CIPR Webinar – Change Communication

What it was:

CIPR Webinar on Change Communication presented by Alison Arnot.

Source: http://bit.ly/1El4UJS

What I learned:

Overall points from the webinar:

  • Change is a normal part of business process so a successful business must be able to do it sustainably and repeatedly.
  • People naturally wary of change. It is experienced differently by different people
  • The change curve is superficially similar to the grief curve!
  • Communicators job is to help people move through the change process
  • Those closely involved in the change process typically have a different view as they have more insight and empowerment in respect of the change.
  • Ultimate goal is to get people engaged and motivated to help deliver the future
  • Measurement / evaluation is key. You can’t influence what you don’t understand
  • Measure effectiveness, understanding, feelings, engagement and behaviour
  • Can use e.g. Bench-marking and demonstration of objective evidence of actual changes in behaviour

Detailed points:

Change communication strategy needs to include…
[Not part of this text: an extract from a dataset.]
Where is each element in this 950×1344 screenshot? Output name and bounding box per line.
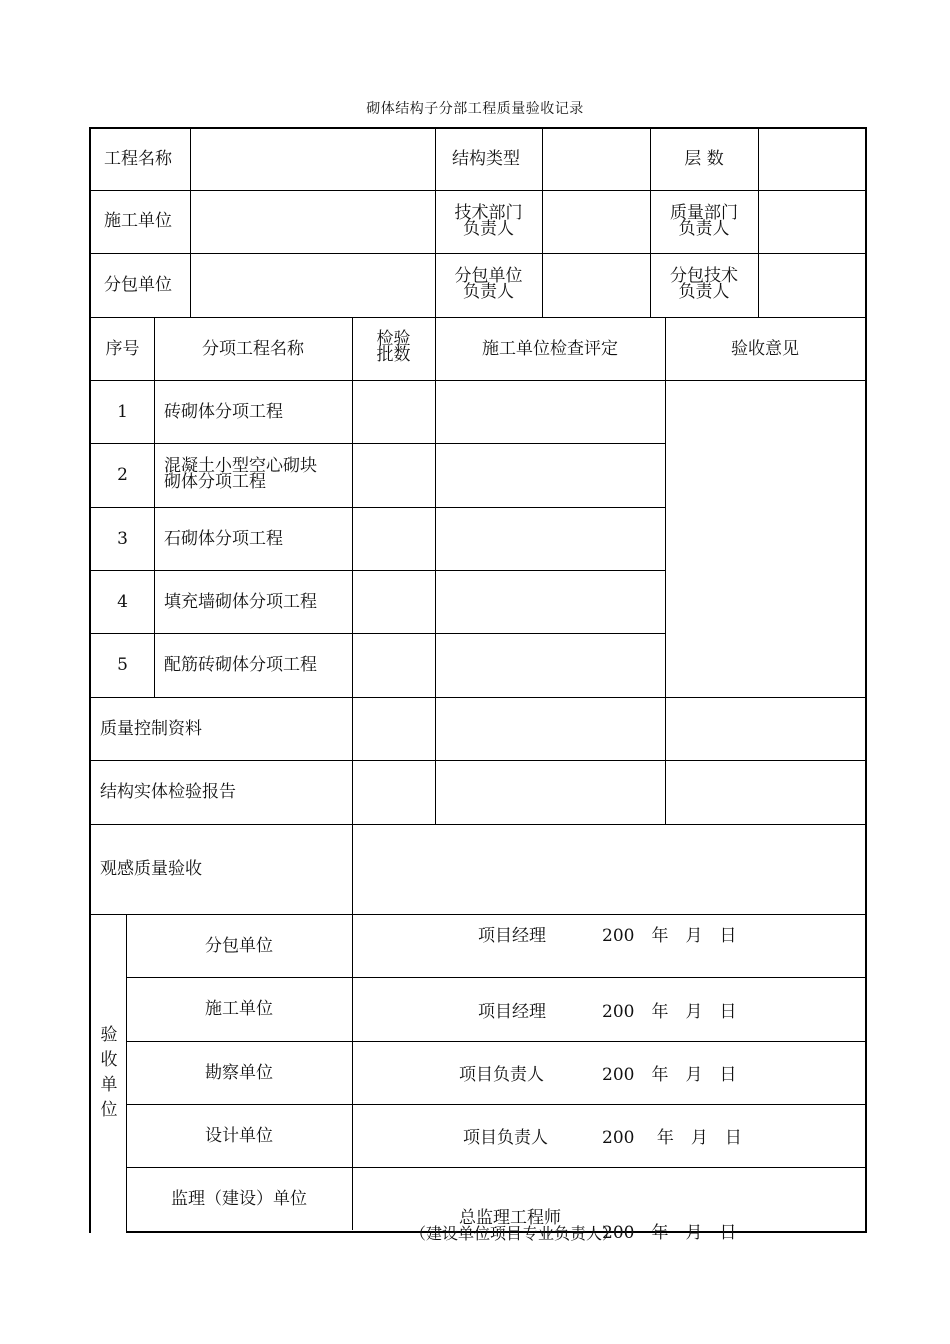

  • Why communicate? Who communicates with whom and about what?
  • What channels? When?
  • AND Consequences and measurement?

Analysing stakeholders needs to ask…

  • What is it like working with us? Who influences them? Who do they influence
  • What is our place in their aspirations? What is their view of our future? How can we help each other?
  • What is their motivation/agenda?

Stakeholder mapping – “Power vs. Interest”

  • High power low interest: Keep satisfied – A threat if they don’t understand
  • High power high interest: Engage – Can make or break your programme
  • Low power low interest: Monitor – Inform but don’t overload
  • Low power high interest: Inform – An advocate and ear to the ground

Communication content needs to address….

  1. STRATEGIC Information
  • Vision, values and direction
  • Rationale and benefits of the change
  • Comms outcome: Sense of purpose
  1. CORPORATE Information
  • How we are progressing?
  • Is the change helping?
  • What success is being had?
  • Comms outcome:  Sense of progress
  1. OPERATIONAL Information
  • What we need to start, stop and continue doing to make the change a success
  • Comms outcome: Sense of control

Messaging needs to address the three following needs…

  • Personal needs – a realistic (not evangelical) appraisal of the situation and what it means for me
  • Operational needs – where we are, where we need to be, what we need to do
  • Strategic needs – the big picture

What I will aim to do differently as a result:

I will conduct a stakeholder mapping exercise (identifying them all, then mapping power vs interest) for my digital transformation programme.

I’ll tailor our programme comms to ensure it covers the Strategic / Corporate / Operational content-types outlined in this briefing.

I’ll ensure that our messaging is better at addressing the three “needs” i.e. Personal / Operational / Strategic.

I will design a system of bench-marking for the programme – potentially a maturity model. For example %age of people that agree with each of the 10 statements in the digital vision.